In marcia – Mc 16,15-20
In quel tempo, [Gesù apparve agli Undici] e disse loro: «Andate in tutto il mondo e proclamate il Vangelo a ogni creatura. Chi crederà e sarà battezzato sarà salvato, ma chi non crederà sarà condannato. Questi saranno i segni che accompagneranno quelli che credono: nel mio nome scacceranno demòni, parleranno lingue nuove, prenderanno in mano serpenti e, se berranno qualche veleno, non recherà loro danno; imporranno le mani ai malati e questi guariranno».
Il Signore Gesù, dopo aver parlato con loro, fu elevato in cielo e sedette alla destra di Dio.
Allora essi partirono e predicarono dappertutto, mentre il Signore agiva insieme con loro e confermava la Parola con i segni che la accompagnavano.
“Intèrpres Petri”, cioè “interprete di Pietro”: così i Padri della Chiesa definivano Marco, ritenendo che il suo vangelo fosse stato molto ispirato dalla testimonianza e dalla presenza di Pietro. Si trattava del vangelo che veniva letto ai catecumeni, cioè agli adulti che si facevano battezzare. Probabilmente, il brano che leggiamo oggi veniva dato solo dopo il battesimo, come voleva la mistagogia antica. Come a dire, con orgoglio, “ecco cosa siete diventati col battesimo!”.
Non credo che noi prendiamo in mano serpenti o resistiamo a veleni. Probabilmente nemmeno impariamo lingue miracolosamente. Tuttavia l’invito di Marco resta: rivalutiamo e valorizziamo il nostro battesimo.

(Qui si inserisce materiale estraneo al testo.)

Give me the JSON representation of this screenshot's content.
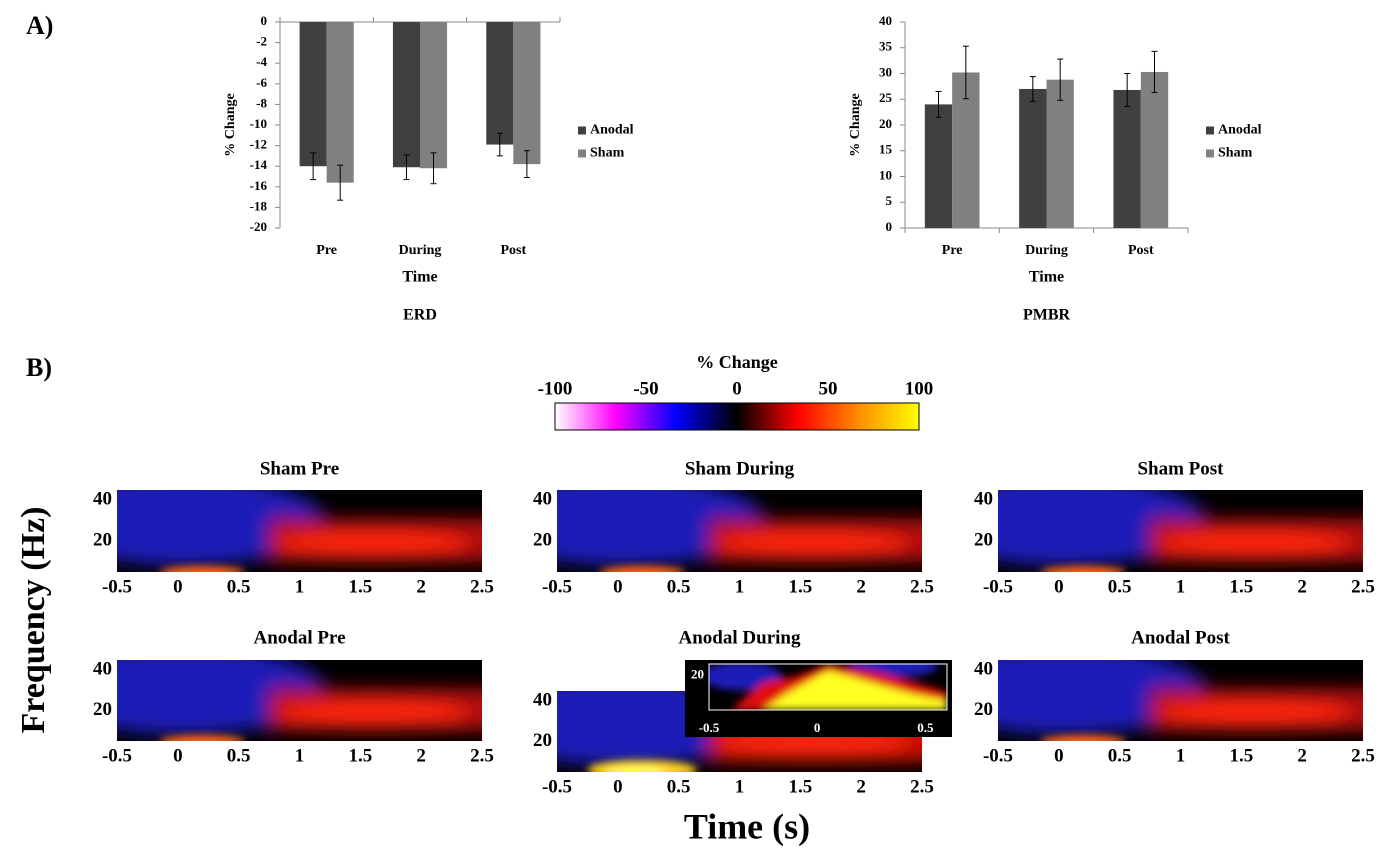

Sacramento semplice, quasi banale. Ma ci fa essere parte di un corpo più grande, ci abilita a essere teatro dell’amore di Dio («in Cristo»). Al tempo stesso, ci responsabilizza a non mostrare contraddizioni tra il nostro stile di vita e la carità che insegna Gesù («con Cristo»). Non si tratta di un sacramento che ci fa arrivare, ma che ci mette in cammino («per Cristo»). Quindi: in marcia.